Study design and population
Cochrane-style systematic review (PROSPERO CRD42016033595); 9 studies evaluating 6 commercial algorithm-based smartphone apps for adult skin-cancer risk triage; QUADAS-2 risk-of-bias assessment.
Reported metrics
- SkinVision (3 studies; n = 267 lesions; 66 (pre)malignant): pooled sensitivity 80 % (95 % CI 63–92); specificity 78 % (95 % CI 67–87)
- Revised SkinVision (pigmented-only dataset): sensitivity 88 % (95 % CI 70–98); specificity 79 % (95 % CI 70–86)
- SkinScan: 0 % sensitivity for melanoma (n = 5)
- High risk of bias across primary studies; high unevaluable-image rates
Surrogate-to-outcome linkage
BALANCING reference. Quantifies the limit of current algorithm-based triage apps: heterogeneous performance, missed melanomas in some CE-marked products, and high unevaluable-image rates. Provides direct evidence that diagnostic-accuracy claims cannot be assumed generic across AI products — each device requires its own clinical-data package.

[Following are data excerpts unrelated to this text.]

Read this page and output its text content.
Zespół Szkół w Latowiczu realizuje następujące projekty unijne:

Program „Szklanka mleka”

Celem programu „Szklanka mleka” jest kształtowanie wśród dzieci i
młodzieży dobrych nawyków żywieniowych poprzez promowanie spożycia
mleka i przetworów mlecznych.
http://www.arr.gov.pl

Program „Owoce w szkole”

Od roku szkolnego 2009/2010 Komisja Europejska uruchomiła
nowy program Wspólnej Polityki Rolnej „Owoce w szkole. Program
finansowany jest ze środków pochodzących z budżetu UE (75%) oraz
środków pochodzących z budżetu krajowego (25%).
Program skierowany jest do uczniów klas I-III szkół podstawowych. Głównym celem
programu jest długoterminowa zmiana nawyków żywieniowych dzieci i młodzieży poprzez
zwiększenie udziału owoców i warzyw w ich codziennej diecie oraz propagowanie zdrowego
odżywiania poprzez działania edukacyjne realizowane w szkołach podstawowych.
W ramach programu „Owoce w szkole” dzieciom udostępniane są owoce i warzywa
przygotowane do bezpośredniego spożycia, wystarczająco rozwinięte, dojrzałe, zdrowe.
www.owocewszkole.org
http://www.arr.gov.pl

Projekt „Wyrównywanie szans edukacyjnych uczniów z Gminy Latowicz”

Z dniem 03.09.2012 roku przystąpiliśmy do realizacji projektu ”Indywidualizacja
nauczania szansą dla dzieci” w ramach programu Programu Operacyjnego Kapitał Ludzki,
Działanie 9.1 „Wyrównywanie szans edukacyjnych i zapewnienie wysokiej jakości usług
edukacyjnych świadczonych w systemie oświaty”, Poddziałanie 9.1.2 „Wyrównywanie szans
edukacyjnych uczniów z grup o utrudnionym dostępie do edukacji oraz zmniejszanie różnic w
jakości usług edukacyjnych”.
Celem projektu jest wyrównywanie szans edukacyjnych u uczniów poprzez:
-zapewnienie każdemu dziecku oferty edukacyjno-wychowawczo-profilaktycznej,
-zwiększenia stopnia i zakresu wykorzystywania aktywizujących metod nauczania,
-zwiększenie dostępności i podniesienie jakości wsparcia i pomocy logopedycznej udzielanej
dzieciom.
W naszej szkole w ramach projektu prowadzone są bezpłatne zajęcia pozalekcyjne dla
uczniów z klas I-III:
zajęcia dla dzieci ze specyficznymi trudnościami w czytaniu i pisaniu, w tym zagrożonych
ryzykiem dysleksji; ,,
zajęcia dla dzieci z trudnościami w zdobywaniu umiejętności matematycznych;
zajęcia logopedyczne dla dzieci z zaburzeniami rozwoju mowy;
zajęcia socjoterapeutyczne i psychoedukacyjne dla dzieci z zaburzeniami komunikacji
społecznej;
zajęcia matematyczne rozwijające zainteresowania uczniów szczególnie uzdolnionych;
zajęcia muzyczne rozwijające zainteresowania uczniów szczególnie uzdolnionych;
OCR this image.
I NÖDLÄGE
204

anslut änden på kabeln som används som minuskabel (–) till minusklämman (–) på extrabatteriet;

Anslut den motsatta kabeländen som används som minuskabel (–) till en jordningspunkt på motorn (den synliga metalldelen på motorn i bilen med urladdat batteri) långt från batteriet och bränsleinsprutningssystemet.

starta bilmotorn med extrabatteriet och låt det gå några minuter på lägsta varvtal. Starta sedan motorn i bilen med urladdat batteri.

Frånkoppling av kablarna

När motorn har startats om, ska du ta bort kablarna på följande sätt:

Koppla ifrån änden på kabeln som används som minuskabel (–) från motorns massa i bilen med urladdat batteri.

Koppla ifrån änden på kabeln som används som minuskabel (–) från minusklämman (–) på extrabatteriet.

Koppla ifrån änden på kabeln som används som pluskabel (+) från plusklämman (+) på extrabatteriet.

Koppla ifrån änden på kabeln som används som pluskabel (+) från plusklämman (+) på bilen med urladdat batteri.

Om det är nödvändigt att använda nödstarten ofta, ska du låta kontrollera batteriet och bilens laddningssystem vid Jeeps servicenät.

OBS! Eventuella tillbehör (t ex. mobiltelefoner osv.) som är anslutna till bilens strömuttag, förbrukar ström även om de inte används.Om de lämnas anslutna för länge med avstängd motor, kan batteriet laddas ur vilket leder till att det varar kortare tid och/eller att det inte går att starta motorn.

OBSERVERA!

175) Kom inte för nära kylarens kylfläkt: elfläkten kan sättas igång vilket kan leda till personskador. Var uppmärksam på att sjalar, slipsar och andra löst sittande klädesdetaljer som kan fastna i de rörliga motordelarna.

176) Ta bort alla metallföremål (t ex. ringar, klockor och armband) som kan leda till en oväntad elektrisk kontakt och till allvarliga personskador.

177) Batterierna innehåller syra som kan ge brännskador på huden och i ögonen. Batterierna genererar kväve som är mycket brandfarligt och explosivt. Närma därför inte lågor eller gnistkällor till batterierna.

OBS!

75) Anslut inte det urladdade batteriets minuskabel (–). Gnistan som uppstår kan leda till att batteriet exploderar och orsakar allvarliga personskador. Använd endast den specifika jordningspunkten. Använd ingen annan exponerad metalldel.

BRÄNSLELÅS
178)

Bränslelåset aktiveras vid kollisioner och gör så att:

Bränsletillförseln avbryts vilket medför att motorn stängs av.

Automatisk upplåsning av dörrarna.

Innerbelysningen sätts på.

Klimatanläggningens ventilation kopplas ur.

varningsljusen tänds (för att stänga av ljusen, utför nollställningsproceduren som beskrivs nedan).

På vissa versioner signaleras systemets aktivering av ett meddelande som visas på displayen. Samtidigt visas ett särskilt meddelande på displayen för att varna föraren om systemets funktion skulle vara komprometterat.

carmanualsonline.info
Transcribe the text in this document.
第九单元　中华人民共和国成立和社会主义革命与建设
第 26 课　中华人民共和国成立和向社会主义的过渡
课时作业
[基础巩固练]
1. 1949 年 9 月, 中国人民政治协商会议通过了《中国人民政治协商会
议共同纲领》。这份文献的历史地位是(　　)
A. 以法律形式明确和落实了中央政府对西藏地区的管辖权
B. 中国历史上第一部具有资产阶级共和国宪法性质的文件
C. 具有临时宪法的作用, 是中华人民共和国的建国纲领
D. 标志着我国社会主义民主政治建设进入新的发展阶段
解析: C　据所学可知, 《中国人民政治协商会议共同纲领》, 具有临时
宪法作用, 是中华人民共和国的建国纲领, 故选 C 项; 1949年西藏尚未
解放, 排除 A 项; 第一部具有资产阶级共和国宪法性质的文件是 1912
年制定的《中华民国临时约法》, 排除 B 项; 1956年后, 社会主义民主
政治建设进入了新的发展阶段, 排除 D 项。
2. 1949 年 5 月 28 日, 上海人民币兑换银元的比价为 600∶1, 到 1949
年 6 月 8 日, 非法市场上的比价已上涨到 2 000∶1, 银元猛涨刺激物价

Directly relevant to the MDR benefit–risk argument.
CRIT1–7 appraisal
| Criterion | Score | Justification |
|---|---|---|
| CRIT1 Relevance | 3 | Direct — systematic review of AI / app-based skin-cancer diagnostic accuracy. |
| CRIT2 Methodology | 3 | PROSPERO-registered; PRISMA; QUADAS-2 risk-of-bias assessment. |
| CRIT3 Reporting | 3 | Pooled sens/spec with 95 % CIs; per-app stratification. |
| CRIT4 Applicability | 3 | Directly addresses the intended-use concerns (community deployment, CE-marked products). |
| CRIT5 Evidence weight | 3 | Systematic review — highest tier. |
| CRIT6 Risk of bias | 2 | Constituent primary studies heterogeneous; clinician-recruited rather than user-recruited; high unevaluable rates. |
| CRIT7 Contribution | 3 | MANDATORY balancing reference — establishes the device-specific clinical-data requirement that the EU MDR and MDCG 2020-1 Pillar 2/3 enforce. |
Aggregate: very strong (as balancing reference).
Limitations and notes
Primary studies largely enriched-prevalence, clinician-recruited (not user-recruited); generalisation to consumer-deployment scenarios limited; not all CE-marked products evaluated.
Strength as anchor
Mandatory balancing reference. BSI Erin has historically flagged selective citation as a risk; inclusion of Freeman 2020 demonstrates transparent acknowledgement that "AI dermatology" is not homogeneous — each device must be evaluated on its own performance data. Supports the justification for our own CIP/CIR evidence stack over reliance on surrogate literature.